Chilean AFPs tend to be more flexible about fund size, especially if there is a fee discount involved. Colombia and Peru still accept full fee funds, although Colombia is moving toward requiring fee discounts as well.
“Sometimes these countries move in lock step, and other times they move quite differently,” Ahalt said. “Having an approach that covers all three markets and then considering newer markets like Mexico might help from a diversification perspective.”

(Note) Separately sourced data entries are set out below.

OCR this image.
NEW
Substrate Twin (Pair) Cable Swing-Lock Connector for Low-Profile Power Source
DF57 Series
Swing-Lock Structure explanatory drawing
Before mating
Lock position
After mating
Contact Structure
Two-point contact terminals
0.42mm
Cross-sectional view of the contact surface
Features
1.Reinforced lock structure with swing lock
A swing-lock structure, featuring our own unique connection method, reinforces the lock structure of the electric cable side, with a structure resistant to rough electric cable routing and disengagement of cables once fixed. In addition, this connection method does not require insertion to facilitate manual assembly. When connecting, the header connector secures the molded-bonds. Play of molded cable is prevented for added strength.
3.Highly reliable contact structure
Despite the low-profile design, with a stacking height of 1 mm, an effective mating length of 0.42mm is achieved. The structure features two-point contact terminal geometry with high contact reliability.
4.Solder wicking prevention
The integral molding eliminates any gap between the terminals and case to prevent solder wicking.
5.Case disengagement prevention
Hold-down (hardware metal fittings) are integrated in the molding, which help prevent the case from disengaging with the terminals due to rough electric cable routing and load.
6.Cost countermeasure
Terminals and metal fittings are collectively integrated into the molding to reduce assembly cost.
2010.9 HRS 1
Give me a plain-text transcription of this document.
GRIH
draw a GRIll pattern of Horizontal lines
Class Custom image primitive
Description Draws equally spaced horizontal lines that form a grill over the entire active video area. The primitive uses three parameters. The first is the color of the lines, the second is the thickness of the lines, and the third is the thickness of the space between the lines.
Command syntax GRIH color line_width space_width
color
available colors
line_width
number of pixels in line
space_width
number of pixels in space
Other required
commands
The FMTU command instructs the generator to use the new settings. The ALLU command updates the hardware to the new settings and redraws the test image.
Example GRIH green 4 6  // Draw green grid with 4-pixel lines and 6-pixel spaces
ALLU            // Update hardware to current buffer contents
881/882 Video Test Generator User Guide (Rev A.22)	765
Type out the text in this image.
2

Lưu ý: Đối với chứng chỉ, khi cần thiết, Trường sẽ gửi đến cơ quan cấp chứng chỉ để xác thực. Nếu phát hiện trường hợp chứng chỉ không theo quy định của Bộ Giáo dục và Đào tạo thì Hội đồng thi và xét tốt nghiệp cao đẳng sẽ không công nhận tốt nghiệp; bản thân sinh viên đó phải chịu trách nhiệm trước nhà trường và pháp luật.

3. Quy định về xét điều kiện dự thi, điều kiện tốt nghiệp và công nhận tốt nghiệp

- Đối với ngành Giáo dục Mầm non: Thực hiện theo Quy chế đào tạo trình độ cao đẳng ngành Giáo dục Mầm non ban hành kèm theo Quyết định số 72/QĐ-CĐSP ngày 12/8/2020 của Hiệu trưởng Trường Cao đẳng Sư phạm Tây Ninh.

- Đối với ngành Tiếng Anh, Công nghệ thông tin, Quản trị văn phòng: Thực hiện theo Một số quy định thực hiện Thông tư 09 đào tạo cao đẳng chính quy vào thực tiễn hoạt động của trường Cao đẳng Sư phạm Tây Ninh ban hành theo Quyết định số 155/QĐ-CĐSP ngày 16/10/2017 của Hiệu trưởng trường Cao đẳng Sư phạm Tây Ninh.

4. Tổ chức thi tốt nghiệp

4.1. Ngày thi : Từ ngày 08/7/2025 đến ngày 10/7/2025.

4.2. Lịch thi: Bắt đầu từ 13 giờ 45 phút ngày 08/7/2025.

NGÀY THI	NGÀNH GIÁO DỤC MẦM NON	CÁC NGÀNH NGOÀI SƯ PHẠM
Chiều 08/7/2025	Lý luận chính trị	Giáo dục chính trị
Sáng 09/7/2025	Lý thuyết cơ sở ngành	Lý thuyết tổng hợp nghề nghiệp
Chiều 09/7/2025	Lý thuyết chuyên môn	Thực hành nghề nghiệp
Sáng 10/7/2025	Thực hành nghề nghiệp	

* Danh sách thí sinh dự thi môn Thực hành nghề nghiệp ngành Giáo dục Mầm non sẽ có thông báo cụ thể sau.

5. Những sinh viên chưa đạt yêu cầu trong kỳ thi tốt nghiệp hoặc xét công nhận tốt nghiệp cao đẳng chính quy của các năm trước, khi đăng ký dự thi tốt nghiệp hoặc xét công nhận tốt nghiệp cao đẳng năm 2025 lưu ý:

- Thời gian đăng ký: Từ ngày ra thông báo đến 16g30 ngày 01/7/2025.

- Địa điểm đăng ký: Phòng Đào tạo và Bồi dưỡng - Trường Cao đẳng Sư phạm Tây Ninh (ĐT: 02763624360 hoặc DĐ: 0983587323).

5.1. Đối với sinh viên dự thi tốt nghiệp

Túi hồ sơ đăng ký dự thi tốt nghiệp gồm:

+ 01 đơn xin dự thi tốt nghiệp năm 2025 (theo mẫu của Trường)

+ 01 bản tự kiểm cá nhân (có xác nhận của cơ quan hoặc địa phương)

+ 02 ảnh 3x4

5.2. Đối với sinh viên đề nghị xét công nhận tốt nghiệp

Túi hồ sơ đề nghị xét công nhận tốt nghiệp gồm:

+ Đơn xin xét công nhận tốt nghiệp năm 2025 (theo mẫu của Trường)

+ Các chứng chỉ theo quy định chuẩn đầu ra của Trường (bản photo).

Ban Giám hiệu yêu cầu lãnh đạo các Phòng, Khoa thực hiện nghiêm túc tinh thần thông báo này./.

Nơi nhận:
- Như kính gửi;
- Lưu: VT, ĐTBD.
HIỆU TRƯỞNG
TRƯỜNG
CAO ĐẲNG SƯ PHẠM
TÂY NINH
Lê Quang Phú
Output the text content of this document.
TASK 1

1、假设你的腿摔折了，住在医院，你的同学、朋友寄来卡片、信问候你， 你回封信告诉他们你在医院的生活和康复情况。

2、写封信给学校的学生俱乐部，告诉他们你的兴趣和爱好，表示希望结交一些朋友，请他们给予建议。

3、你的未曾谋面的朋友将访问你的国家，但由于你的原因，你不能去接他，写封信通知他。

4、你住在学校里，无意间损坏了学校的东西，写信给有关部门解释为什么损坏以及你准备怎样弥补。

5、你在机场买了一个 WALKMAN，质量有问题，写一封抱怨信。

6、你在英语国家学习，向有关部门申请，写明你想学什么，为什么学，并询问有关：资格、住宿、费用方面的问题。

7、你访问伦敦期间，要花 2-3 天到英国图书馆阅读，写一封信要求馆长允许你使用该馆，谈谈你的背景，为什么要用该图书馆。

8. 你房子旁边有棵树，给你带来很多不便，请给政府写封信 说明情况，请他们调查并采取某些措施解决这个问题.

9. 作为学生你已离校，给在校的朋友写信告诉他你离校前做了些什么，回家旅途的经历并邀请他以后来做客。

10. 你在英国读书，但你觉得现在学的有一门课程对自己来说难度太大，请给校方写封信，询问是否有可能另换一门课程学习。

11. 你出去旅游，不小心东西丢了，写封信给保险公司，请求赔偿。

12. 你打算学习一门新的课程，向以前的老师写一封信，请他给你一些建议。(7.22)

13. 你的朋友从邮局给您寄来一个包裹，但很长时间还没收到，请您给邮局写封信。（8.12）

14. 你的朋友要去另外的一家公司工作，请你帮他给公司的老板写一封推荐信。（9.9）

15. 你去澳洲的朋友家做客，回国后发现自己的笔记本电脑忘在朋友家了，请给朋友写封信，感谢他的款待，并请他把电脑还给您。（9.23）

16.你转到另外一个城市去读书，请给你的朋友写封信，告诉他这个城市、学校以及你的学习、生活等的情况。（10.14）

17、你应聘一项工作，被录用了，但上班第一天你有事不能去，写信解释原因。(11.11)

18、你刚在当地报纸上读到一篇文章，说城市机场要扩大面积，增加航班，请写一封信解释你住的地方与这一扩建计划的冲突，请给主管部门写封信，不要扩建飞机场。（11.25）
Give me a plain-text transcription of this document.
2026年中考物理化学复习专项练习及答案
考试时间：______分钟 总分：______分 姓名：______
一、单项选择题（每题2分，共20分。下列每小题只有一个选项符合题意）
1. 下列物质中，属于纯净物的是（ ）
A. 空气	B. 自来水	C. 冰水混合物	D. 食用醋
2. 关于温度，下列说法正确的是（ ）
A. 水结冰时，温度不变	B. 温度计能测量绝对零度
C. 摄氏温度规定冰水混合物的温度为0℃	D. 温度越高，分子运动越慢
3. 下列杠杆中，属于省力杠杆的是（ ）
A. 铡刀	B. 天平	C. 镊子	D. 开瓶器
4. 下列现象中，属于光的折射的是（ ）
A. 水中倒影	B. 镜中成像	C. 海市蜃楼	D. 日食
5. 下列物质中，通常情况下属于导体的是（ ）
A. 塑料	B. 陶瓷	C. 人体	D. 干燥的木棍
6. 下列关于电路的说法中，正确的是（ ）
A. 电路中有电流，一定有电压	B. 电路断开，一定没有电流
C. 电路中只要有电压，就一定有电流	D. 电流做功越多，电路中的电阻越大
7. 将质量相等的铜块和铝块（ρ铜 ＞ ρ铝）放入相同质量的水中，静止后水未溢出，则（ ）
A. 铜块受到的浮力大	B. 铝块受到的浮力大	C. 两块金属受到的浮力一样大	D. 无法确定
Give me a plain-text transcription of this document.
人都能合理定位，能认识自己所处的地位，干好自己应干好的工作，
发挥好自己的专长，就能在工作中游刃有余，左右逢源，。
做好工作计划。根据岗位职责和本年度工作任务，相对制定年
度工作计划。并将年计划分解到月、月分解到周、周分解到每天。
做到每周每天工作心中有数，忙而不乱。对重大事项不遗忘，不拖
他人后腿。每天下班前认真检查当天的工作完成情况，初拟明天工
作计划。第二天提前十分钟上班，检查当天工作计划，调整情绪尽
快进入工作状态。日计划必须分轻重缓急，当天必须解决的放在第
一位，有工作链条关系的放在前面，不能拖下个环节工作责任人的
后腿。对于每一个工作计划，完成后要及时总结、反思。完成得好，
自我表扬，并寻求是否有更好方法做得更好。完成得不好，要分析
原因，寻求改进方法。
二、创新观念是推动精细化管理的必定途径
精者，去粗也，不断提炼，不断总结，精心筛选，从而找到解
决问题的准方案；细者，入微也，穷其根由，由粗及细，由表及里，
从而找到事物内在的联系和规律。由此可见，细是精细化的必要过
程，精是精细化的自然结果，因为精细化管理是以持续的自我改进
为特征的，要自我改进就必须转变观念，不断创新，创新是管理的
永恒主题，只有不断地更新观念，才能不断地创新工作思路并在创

Roa said that Mexico’s regulator recently gave approval to AFPs investing offshore directly, rather than through mandates. The regulator currently sets limit of 20% on allocations to foreign funds, but the actual investment percentage is closer to 12%. Lonergan said he believed that only four or five of the country’s 10 AFPs are actively looking at foreign funds at the moment. He said that recent data indicates there were 130 foreign funds registered in Mexico, involving 30 managers, who have to meet a US$50 billion AUM minimum in Mexico in order to be considered.
Routes to Market
Lonergan began a discussion about gathering assets from broker-dealers in the U.S. who prefer to trade on the NSCC platform because it handles all aspects of the transaction. He said there are three ways for a manager to gain their membership on NSCC – by obtaining membership directly, through an affiliate fund company, or through a third-party sponsor such as Carbone’s Foreside Financial Group.
The NSCC “is not selling anybody’s product for them, it’s just putting it on the shelf in the shop window,” Lonergan said. “You now have the infrastructure, but you’ve still got a lot of work to do.”
Carbone noted that the NSCC was set to support the trading of liquid daily priced mutual fund products, and managers with European service providers based in Dublin or Luxembourg both wanted their UCITS products to be available via the NSCC, so they do not need a separate ordering or reconciliation systems, and the product’s only differentiating factor is not it’s difficultly to do business with!
“It's very simple for funds to plug into this process provided, they're working with a transfer agency/service bureau that has processing capabilities and they have the settling bank solution for end of day net settlement.” Carbone added, a fund only needs to open a participant account, link it to a transfer agency and it “very easily facilitates the straight through processing that these U.S. firms are accustomed to.”
Carbone explained that big fund firms in Europe began using the NSCC system to streamline their operations but now it is used by many smaller firms. “We've certainly seen it expand to more medium-sized managers and then more managers that started responding to very specific mandates in Latin America started coming to us,” he said.
ESG in Infancy
And finally, the panelists touched briefly on environmental, social and governance investing. Unlike in the U.S., UK and Europe, ESG is in more nascent stages in Latam. While it is a consideration in the region, it does not sit above performance for asset owners’ investment decisions.
Facing an Evolving Region
Going forward, as UCITS fund opportunities in the Latin American region continue to evolve, managers should resist the temptation to view it as one target group. Instead, distribution into the region’s highly regulated main pension funds markets of Chile, Columbia and Peru requires knowledge of their similarities and differences. Operational excellence on behalf of the fund manager and their service providers is essential. Mandates can be lost due to operational errors.
It’s also clear that two routes to market exist. Pension funds offer bigger but fewer trades, while the NSCC trading and settlement model opens the door for wealth management, private banks and family offices. For the NSCC route, working with, and having a strong understanding of the main broker/dealers' product and operational requirements, in tandem with a transfer agency capable of providing exceptional NSCC servicing will give managers an edge in the region.